Scientific classification
- Kingdom: Plantae
- Clade: Tracheophytes
- Clade: Angiosperms
- Clade: Eudicots
- Clade: Asterids
- Order: Dipsacales
- Family: Caprifoliaceae
- Genus: Valeriana
- Species: V. occidentalis
- Binomial name: Valeriana occidentalis A.Heller

= Valeriana occidentalis =

- Genus: Valeriana
- Species: occidentalis
- Authority: A.Heller

Species of flowering plant

Valeriana occidentalis is a species of flowering plant in the honeysuckle family known by the common name western valerian. It is native to the western United States, particularly the northwestern quadrant, but it occurs as far south as Arizona and as far east as Colorado and South Dakota. It occurs in moist, forested mountain habitat. It is an erect herb growing 30 to 75 centimeters tall with whorls or opposite pairs of leaves at intervals along stem. The leaves are generally divided into lobes or are compound, with each leaf made up of a few oval-shaped leaflets. The inflorescence is a dense cyme of many funnel-shaped white flowers each 3 or 4 millimeters long with three long, protruding stamens.
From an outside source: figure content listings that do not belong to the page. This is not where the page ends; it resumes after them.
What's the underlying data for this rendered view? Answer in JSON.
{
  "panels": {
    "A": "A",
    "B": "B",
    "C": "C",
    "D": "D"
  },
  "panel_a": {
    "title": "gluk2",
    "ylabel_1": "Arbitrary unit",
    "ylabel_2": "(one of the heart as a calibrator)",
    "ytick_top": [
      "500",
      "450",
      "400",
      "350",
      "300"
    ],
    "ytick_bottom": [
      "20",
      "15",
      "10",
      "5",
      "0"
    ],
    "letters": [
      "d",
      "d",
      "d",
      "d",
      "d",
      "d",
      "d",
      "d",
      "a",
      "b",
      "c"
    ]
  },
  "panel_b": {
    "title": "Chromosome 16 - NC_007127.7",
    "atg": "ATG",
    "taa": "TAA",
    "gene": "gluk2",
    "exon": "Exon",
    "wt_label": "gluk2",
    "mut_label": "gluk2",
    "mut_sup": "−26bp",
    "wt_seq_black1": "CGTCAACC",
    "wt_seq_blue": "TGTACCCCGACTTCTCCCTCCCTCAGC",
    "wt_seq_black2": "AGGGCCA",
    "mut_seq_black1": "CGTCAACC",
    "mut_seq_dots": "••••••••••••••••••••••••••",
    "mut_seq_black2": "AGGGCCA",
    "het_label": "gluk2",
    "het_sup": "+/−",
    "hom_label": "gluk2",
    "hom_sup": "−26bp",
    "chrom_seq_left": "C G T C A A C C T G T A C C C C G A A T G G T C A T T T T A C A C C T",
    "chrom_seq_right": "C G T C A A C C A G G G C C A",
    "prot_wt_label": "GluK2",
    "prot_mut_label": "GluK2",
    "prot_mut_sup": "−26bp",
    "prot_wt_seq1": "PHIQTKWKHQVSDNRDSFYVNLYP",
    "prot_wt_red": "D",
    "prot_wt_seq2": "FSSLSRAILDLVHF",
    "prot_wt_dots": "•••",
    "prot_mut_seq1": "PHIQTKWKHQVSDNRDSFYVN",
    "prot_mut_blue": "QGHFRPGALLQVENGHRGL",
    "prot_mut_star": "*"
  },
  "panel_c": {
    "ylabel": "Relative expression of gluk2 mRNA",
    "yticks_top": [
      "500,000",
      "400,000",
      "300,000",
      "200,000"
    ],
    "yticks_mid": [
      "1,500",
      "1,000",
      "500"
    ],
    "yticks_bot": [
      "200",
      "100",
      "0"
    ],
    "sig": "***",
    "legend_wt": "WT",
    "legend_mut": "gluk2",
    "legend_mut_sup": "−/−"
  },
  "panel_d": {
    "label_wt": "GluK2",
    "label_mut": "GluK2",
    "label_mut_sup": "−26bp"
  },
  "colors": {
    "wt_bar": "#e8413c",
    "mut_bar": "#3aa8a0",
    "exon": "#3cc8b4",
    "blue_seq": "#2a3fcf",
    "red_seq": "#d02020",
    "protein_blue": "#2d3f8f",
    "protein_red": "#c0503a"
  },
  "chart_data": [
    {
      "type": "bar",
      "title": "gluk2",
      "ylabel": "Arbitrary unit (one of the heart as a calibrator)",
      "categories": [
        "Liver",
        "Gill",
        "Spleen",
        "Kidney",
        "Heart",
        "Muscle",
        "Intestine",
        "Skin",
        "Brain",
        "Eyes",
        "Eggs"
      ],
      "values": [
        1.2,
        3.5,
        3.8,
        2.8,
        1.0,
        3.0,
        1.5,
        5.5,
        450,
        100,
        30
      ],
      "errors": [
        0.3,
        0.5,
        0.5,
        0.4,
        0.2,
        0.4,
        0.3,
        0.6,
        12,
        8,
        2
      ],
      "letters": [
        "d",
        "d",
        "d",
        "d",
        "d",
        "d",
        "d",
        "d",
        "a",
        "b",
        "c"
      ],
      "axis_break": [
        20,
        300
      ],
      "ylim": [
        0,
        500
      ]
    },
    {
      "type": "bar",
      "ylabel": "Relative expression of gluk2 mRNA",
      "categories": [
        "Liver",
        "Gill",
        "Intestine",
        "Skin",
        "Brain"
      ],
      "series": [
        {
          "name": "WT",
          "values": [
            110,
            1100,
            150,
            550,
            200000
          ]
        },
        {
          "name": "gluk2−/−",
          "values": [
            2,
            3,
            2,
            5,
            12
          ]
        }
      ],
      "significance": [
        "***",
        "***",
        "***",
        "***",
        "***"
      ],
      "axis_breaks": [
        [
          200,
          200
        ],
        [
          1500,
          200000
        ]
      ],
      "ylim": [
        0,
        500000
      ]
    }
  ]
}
The fruit is a ribbed achene about half a centimeter long which may be tipped with the featherlike remains of the flower sepals.

==Distribution==

Valeriana occidentalis is found in the US in the following states: AZ, CA, CO, ID, MT, NV, OR, SD, UT, WA, WY. It is also found in British Columbia, Canada. A map of its distribution can be found on the USDA Plants Site.